Усевшись подле зеркала, Эжен коротко рассказал о своей недавней встрече и намерении, которое привело его сюда.
— Ты, право, наивен, — сказал Марсель. — Зачем тебе вмешиваться в это дело, раз есть барон? Ты увидел привлекательную и, несомненно, голодную девушку; ты ей купил холодного цыпленка, — это в твоем духе, ничего не скажешь. Ты не требуешь благодарности, тебя прельщает инкогнито: это благородно. Но идти еще дальше — это уже донкихотство. Поступиться часами или подписью ради белошвейки, которой покровительствует некий барон, и не иметь чести даже встречаться с ней, — такое от сотворения мира случалось разве только в романах Голубой библиотеки.
— Смейся, если хочешь, — возразил Эжен. — На свете столько обездоленных, что всем помочь я, разумеется, не в состоянии. Тех, кого не знаю, я просто жалею, но когда сталкиваюсь с несчастным, то не могу не протянуть ему руку помощи. Как бы там ни было, остаться равнодушным к страданию для меня невозможно. Я недостаточно богат, чтобы разыскивать бедняков, — так далеко моя благотворительность не заходит, — но встретившись с ними, я подаю милостыню.
— Стало быть, хлопот у тебя немало, — заметил Марсель, — бедняков у нас хватает.

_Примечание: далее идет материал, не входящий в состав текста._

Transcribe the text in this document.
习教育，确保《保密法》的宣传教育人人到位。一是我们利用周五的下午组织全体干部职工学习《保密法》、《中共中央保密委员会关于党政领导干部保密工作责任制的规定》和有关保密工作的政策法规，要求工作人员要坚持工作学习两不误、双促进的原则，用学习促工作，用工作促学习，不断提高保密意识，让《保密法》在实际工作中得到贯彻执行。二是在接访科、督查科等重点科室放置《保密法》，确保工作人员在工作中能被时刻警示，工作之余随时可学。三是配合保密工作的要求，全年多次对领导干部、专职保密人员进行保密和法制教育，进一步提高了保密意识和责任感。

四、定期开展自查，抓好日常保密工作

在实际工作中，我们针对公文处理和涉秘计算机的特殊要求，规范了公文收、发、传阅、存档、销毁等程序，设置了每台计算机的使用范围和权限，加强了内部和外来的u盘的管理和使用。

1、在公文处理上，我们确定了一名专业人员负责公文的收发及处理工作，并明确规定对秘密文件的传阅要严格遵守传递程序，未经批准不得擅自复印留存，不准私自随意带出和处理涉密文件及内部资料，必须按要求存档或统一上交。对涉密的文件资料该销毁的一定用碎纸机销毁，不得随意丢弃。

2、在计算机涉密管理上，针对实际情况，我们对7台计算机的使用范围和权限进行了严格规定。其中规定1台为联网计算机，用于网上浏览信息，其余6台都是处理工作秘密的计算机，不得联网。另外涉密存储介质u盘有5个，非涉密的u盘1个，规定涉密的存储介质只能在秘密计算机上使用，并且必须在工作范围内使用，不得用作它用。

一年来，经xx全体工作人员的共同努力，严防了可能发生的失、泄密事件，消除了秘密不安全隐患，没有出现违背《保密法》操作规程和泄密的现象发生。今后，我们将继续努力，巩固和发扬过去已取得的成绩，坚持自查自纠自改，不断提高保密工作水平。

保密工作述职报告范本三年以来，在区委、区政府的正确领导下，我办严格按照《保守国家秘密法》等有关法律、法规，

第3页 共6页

— Ну и что ж! — воскликнул Эжен, все еще взволнованный сценой, свидетелем которой он был. — Разве лучше идти своей дорогой и дать человеку умереть голодной смертью? Эта несчастная безрассудна, она сумасбродна, — все, что хочешь; она, быть может, не стоит ничьей жалости; но мне ее все-таки жаль. Разве милые подруги Ружет, которые сегодня и не вспоминают о ней, будто ее уже нет на свете, а еще вчера помогали ей швырять деньги на ветер, — разве они поступают лучше? Кого просить ей о помощи? Чужого человека, который зажжет ее письмом сигару, или, быть может, мадмуазель Пенсон, которая отправляется в гости и танцует до упаду, в то время как ее товарка умирает с голоду? Признаюсь, дорогой Марсель, что все это прямо внушает мне ужас… Мне отвратительна эта вчерашняя вертушка с ее куплетами и шуточками, которая могла смеяться и болтать в ту минуту, когда героиня ее рассказа погибала у себя на чердаке. Днями и неделями не разлучаться с подругой, почти сестрой, бегать с ней по театрам, балам, кофейням, а потом даже не знать, жива ли она, — нет, это хуже, чем равнодушие эгоиста, это бесчувственность животного. Твоя мадмуазель Пенсон — чудовище, твои хваленые гризетки, не знающие стыда, не понимающие дружбы, — самые презренные существа на свете!